I’m left with a mind full of thoughts and worries in a stiff frozen body to wait for my death, lullabied by the sound of the crashing freezing waves resonating far too close to be a comfort, sometimes reaching my feet and leg, adding to keep my body cold and rigid in place as my heart fills with not pure fueling anger anymore, but with sadness and grief, tiredness above all.
Have I come this far only to die like this? Die as that scrupulous lion wished of me, to leave my mother alone in this world under the paws of that prick?
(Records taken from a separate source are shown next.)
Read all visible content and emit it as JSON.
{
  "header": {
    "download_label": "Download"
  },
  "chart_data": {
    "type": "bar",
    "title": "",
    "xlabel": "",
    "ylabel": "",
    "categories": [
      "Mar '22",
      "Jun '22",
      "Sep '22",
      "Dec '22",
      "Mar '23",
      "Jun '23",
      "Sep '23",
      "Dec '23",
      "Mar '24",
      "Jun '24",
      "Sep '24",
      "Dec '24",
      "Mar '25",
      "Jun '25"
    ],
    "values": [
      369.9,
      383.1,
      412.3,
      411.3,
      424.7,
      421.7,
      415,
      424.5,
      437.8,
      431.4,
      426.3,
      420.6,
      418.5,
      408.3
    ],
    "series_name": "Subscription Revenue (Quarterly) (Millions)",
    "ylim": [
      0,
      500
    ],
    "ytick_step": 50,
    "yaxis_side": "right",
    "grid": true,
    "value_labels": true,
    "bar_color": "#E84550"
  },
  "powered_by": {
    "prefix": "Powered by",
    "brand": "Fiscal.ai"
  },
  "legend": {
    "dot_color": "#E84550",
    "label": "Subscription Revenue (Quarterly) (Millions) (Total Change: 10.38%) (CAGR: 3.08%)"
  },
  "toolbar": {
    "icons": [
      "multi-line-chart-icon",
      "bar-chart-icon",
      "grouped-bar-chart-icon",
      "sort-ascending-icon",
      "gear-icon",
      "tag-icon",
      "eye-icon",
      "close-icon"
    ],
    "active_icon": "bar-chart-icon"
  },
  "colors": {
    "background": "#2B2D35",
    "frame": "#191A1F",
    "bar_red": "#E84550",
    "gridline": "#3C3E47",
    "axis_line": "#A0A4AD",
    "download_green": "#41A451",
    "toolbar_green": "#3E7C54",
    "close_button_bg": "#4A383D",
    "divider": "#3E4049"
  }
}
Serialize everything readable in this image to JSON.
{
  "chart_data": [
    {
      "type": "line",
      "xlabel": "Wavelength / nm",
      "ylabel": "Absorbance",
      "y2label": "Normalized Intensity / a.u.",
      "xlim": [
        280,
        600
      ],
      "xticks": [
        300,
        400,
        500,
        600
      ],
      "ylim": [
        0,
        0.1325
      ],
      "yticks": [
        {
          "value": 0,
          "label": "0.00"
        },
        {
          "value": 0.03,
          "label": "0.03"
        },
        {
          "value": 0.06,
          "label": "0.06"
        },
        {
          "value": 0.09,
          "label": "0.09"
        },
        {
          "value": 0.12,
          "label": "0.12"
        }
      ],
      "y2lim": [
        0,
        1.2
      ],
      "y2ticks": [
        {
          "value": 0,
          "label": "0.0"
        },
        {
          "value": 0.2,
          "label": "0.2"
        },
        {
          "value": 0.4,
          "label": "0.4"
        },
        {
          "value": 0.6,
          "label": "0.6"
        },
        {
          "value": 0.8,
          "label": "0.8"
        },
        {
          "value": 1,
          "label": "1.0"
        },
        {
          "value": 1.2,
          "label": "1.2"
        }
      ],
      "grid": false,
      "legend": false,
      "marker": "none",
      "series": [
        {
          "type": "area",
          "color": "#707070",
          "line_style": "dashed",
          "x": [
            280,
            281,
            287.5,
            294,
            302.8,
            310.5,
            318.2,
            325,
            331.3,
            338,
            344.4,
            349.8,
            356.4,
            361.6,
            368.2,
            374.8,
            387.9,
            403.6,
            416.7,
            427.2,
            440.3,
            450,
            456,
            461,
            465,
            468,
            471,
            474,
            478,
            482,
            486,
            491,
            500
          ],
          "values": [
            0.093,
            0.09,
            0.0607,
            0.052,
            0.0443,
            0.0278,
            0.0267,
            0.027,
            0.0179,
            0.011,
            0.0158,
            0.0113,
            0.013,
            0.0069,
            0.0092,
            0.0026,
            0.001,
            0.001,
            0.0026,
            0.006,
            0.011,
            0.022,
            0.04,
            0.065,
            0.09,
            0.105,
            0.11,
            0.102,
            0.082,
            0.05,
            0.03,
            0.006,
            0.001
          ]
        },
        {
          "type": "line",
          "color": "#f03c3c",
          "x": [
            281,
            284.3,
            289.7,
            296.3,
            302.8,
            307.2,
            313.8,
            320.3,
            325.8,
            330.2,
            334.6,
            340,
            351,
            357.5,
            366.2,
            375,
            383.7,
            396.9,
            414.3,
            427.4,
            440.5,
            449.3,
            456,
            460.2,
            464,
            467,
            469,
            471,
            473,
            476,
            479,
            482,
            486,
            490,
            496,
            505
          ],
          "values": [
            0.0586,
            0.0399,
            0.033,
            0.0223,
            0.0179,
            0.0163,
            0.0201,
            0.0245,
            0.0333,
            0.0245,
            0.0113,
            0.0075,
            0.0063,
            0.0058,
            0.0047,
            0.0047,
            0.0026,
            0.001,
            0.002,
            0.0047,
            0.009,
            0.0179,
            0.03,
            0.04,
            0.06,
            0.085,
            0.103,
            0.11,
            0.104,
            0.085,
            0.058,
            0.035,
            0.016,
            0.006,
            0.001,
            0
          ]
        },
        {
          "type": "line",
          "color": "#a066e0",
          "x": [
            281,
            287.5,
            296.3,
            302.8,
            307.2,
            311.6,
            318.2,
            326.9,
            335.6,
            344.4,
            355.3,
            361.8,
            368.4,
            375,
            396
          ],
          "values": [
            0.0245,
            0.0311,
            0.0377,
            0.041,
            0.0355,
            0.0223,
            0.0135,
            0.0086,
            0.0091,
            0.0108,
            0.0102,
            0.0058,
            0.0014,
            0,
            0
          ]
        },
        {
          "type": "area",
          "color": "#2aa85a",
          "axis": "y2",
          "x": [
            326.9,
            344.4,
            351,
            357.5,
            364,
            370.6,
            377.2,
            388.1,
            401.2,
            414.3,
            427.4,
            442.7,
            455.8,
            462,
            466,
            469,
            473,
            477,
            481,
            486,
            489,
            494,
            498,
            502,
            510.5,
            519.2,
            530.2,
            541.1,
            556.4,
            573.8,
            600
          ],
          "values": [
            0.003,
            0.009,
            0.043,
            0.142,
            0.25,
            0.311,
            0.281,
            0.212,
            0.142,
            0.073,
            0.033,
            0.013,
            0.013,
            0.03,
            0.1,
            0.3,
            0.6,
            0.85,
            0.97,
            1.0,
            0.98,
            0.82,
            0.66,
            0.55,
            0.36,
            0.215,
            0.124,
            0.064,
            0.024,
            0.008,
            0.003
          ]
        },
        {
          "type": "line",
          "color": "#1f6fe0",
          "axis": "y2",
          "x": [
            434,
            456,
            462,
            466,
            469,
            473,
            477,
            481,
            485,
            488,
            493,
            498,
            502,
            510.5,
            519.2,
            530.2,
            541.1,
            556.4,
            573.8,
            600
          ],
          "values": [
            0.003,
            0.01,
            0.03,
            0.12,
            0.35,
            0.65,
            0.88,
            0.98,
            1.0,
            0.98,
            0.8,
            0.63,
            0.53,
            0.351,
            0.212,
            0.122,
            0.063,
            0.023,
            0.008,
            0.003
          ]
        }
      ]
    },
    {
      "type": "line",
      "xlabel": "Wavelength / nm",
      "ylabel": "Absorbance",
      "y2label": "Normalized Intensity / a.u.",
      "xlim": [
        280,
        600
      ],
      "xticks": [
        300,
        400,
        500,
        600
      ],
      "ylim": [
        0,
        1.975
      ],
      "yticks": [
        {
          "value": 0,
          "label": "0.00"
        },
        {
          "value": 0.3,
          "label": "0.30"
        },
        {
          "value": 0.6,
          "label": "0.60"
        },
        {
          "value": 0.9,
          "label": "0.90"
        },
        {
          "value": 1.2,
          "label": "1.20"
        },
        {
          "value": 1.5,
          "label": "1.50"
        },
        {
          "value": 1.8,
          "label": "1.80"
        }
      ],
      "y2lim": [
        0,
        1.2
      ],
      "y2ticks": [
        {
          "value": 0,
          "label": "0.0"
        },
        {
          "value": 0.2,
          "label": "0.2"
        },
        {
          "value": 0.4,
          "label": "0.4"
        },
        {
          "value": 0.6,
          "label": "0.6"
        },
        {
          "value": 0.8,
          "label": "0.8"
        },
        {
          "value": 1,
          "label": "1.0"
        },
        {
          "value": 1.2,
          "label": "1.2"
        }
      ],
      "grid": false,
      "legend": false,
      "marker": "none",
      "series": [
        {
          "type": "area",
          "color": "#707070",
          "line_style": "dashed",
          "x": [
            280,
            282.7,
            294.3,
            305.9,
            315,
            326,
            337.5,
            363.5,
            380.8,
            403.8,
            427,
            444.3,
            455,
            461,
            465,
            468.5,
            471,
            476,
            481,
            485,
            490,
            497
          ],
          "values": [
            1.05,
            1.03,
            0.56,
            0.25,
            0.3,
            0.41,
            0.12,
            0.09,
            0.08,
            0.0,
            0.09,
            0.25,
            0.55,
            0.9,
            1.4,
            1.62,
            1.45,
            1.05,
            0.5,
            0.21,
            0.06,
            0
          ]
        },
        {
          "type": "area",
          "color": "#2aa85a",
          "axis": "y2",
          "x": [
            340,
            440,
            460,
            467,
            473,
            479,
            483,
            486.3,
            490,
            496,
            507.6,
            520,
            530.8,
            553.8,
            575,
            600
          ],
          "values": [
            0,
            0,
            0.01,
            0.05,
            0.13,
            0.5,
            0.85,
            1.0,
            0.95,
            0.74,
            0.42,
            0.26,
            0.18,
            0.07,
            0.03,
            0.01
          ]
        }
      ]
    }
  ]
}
To have my small existence disappear just like this?
So young, so full of life and dreams and wishes, and yet I would disappear without leaving much of a mark, a stan in this world, and the few who would miss me are probably already dead.
That was not a comforting thought to have, and between my imminent death and the loss of my friends and home, my mind keep rotating in between, a feverish turmoil of thoughts that would blend in with hallucinations and dreams as my conscious keeps drifting back and forth, but keeping the thoughts alive as a form of punishment, almost papable as is.
None of the thoughts that kept me alive thus far, that made me fight against all odds through the pain and the fear, that had managed to make my body move before were enough now, my limbs feeling like they were detached from my body, made of rock and steel and weighing me down as I had crossed far beyond the limits of my small body, and for some reason the sensation feels familiar, as I’ve been in this kind of situation before, and I can almost believe it so as, among the pain, my conscious comes back and forth and between images of my mother, my friends and the High Land, were of tubes, flashing lights, sobbing and small hands, my hands, gripping at a book cover, conflicting with my foggy vision as I try to keep myself grounded by staring at the sand and the closing in waves, alone, hungry and cold, so cold, with no warmth beyond my tears and the flashes of memories from time to time.
As I drifted between worlds, feeling the cold settle in my bones and freeze my insides as its deadly grasp reaches deeper and deeper, something changes, a sound, movement, something around that my foggy mind could not pinpoint.
It may be a beast coming to finish the job, shortening my suffering by giving me an excruciating end of being eaten alive while being unable to move or react, perhaps even scream was beyond my battered body by now, how pitiful, how shameless, to die like this, unmoving at the mercy of such creature, but I can only wish it to be done quicker than wintering away like this, slowly being consumed by my own thoughts, memories of short lives blending together.
Only that, expecting a salivating grown to approach, I am surprised when I hear a voice, but instead of relief I’m left to wonder what the person is up to, after all I’m a beast, hurt, and an easy prey right now, and a beast would be much simpler to predict, but a human I can only hold my breath and wait for the butcher knife to descend.